1961 Caldecott picture book

Swimmy is a 1963 picture book written and illustrated by Leo Lionni. The book is the story of a very small fish who stands out because he has a different color from all of his school. He is curious and adventurous, exploring the sea after being forced away from his home. When he meets a new school that fears leaving their safe rock and being attacked by a predator, Swimmy saves the day by being the leader they need. The book was a recipient of a 1964 Caldecott Honor for its illustrations.

==Plot==
A very large tuna eats all the red fish who are swimming around, leaving the little Swimmy all alone. Scared and on his own, the little black fish swims away into the large ocean. He sees many beautiful and strange creatures on his journey until he finally discovers another school of little red fish, just like his own family used to be. He excitedly asks them all to come out and play, but they refuse out of fear of being eaten by the big fish. Swimmy tells them they can't spend their whole life hiding in the rocks and they must make a plan. He devises a plan to have all the red fish swim in the shape of a large fish – and then Swimmy takes his place among them in the place the eye would be. After that they are able to swim in the sea without fear – scaring the larger fish away wherever they go.

==Medium==
Lionni uses paints and stamping in this book to create his underwater world. Lace, cloth, and string are some of the objects used for seaweed, water, and tentacles, respectively.

==Themes==
In Leo Lionni's obituary, The New York Times writer, Steven Heller, states, "When Swimmy says, 'I will be the eye,' it is clear that this is also a portrait of the artist as seer." Frances Foster, Lionni's long-time editor also said, "I think that's certainly the way Leo saw his role as an artist, seeing for people." Lionni told teacher and author, Vivian Paley, that of all the creations in his writings, Swimmy was the character most like himself.

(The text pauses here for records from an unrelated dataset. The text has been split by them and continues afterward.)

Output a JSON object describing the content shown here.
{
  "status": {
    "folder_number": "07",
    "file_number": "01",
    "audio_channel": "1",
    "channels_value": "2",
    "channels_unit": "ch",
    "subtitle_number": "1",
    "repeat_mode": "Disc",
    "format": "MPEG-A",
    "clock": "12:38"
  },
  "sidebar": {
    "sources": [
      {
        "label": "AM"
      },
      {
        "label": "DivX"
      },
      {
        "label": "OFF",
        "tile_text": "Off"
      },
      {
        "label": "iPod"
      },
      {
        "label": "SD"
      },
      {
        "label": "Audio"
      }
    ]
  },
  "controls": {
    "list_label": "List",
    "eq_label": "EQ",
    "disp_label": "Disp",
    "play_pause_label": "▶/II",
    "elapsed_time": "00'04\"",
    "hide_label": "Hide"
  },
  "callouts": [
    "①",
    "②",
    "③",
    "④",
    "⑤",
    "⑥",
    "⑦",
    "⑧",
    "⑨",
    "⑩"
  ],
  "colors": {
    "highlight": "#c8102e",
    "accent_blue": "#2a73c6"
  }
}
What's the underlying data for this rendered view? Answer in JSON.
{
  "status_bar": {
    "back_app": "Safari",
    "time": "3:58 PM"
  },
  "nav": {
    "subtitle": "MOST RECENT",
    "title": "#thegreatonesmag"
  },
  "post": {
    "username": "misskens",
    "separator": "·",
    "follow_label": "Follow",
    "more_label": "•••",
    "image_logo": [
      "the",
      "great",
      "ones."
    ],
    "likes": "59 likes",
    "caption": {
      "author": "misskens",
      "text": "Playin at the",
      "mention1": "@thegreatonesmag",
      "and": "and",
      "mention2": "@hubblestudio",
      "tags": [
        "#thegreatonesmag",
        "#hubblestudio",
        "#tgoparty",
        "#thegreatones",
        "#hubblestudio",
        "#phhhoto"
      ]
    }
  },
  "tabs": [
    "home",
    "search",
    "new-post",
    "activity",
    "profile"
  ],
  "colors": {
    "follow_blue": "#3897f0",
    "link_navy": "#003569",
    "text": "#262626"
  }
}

==Critical reception and awards==
In her article "Fish Stories: Teaching Children's Literature In A Postmodern World", Karen Coats uses Swimmy as an example of how children's books can be as intellectually demanding as writings for adult audiences. She posits that a book like Swimmy is a simple hero story to children, but adults are able to see additional messages about society and relationships that go beyond the surface story.